The motto big game hunter Frank Buck lived by: “Bring ‘Em Back Alive.” Touring the world twelve times, the Texas native, was constantly on the hunt for an adventure of a lifetime.
Buck’s interest in exotic creatures began when he returned home from his first trip out of the country, bringing back with him wild birds. After selling the wild birds and making a hefty profit, Buck realized how he wanted to spend his future. Buck then continued to travel the globe and successfully captured other exotic animals, such as lions, tigers, and monkeys, and sold them in the U.S.
The opening of his own zoo in Massapequa, New York, called “Jungle Camp,” increased Buck’s celebrity. The main attraction at the camp was “Monkey Mountain”; a 70 foot tall exhibit featuring 500 rhesus monkeys! In 1934, Buck took the camp to the Century of Progress Exposition in Chicago and then to the 1939 New York World’s Fair.
In between and during Buck’s traveling he dialoged about his wild adventures in his best selling book Bring ‘Em Back Alive, and acted and directed in jungle adventure films. The films included Wild Cargo, Jungle Cavalade, Jacare, and the Abbott and Costello film, Africa Screams.

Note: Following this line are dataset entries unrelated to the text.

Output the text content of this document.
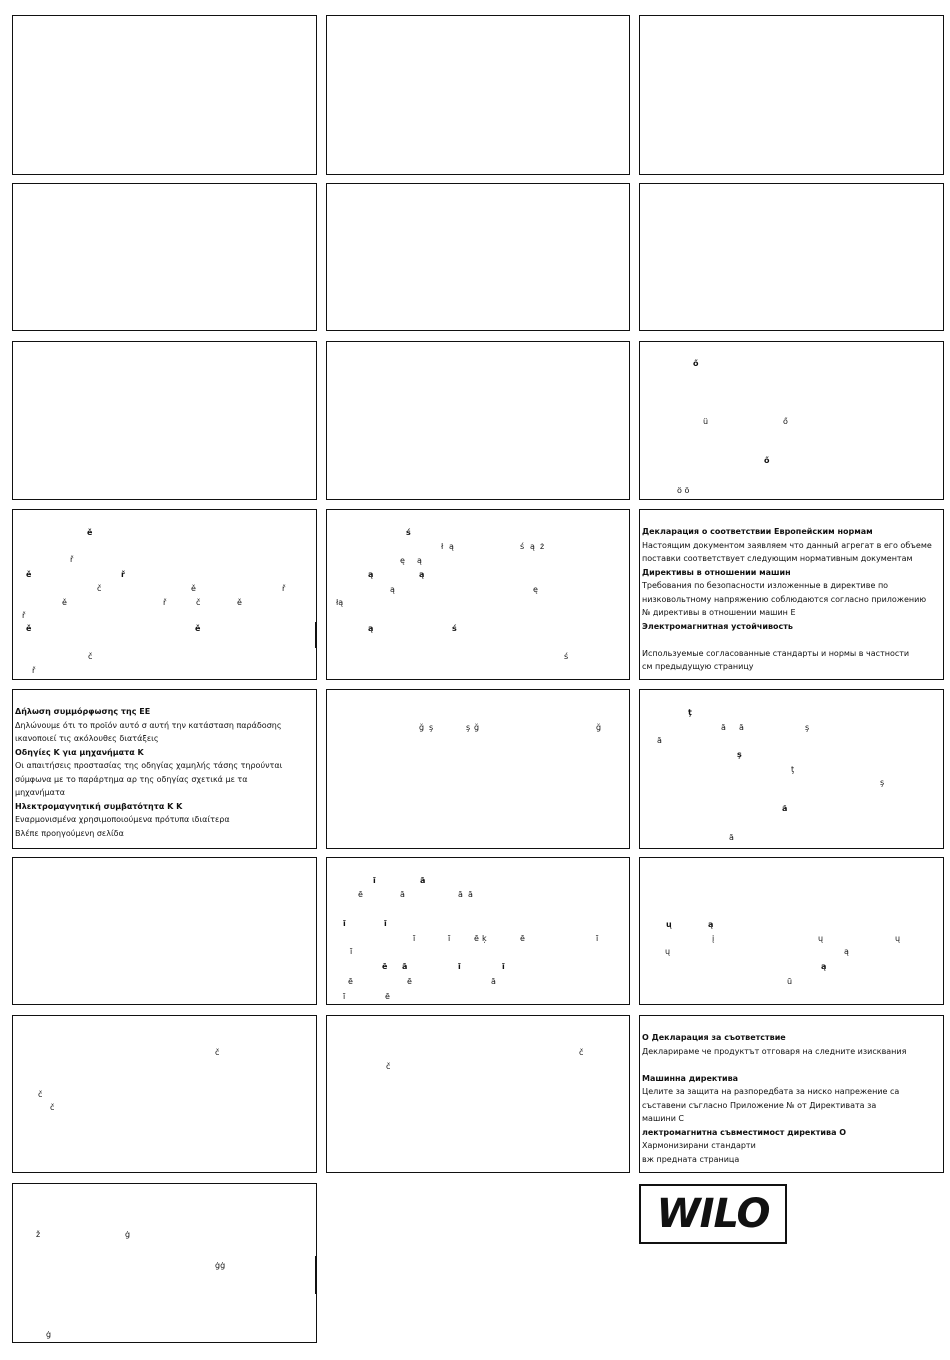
ő
ü	ő
ő
ö ö
ě
ř
ě	ř
č	ě	ř
ě	ř	č	ě
ř
ě	ě
č
ř
ś
ł ą	ś ą ż
ę ą
ą	ą
ą	ę
łą
ą	ś
ś

Декларация о соответствии Европейским нормам

Настоящим документом заявляем что данный агрегат в его объеме

поставки соответствует следующим нормативным документам

Директивы в отношении машин

Требования по безопасности изложенные в директиве по

низковольтному напряжению соблюдаются согласно приложению

№ директивы в отношении машин Е

Электромагнитная устойчивость

Используемые согласованные стандарты и нормы в частности

см предыдущую страницу

Δήλωση συμμόρφωσης της ΕΕ

Δηλώνουμε ότι το προϊόν αυτό σ αυτή την κατάσταση παράδοσης

ικανοποιεί τις ακόλουθες διατάξεις

Οδηγίες Κ για μηχανήματα Κ

Οι απαιτήσεις προστασίας της οδηγίας χαμηλής τάσης τηρούνται

σύμφωνα με το παράρτημα αρ της οδηγίας σχετικά με τα

μηχανήματα

Ηλεκτρομαγνητική συμβατότητα Κ Κ

Εναρμονισμένα χρησιμοποιούμενα πρότυπα ιδιαίτερα

Βλέπε προηγούμενη σελίδα

ğ ş	ş ğ	ğ
ţ
ă ă	ş
ă
ş
ţ
ş
ă
ă
ī	ā
ē	ā	ā ā
ī	ī
ī	ī	ē ķ	ē	ī
ī
ē ā	ī	ī
ē	ē	ā
ī	ē
ų	ą
į	ų	ų
ų	ą
ą
ū
č
č
č
č
č

О Декларация за съответствие

Декларираме че продуктът отговаря на следните изисквания

Машинна директива

Целите за защита на разпоредбата за ниско напрежение са

съставени съгласно Приложение № от Директивата за

машини С

лектромагнитна съвместимост директива О

Хармонизирани стандарти

вж предната страница

ž	ġ
ġġ
ġ
WILO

Throughout his lifetime it is estimated that Frank Buck brought back 49 elephants, 60 tigers, 9 pigmy water buffalos, 2 giraffes, 40 kangaroos and wallabies, 90 pythons, over 100,000 wild birds and more than 500 other different species! His legacy still remains in Gainesville, Texas, as the local zoo changed their name in 1954 to the Frank Buck Zoo in order to honor the pioneer of modern era zoos.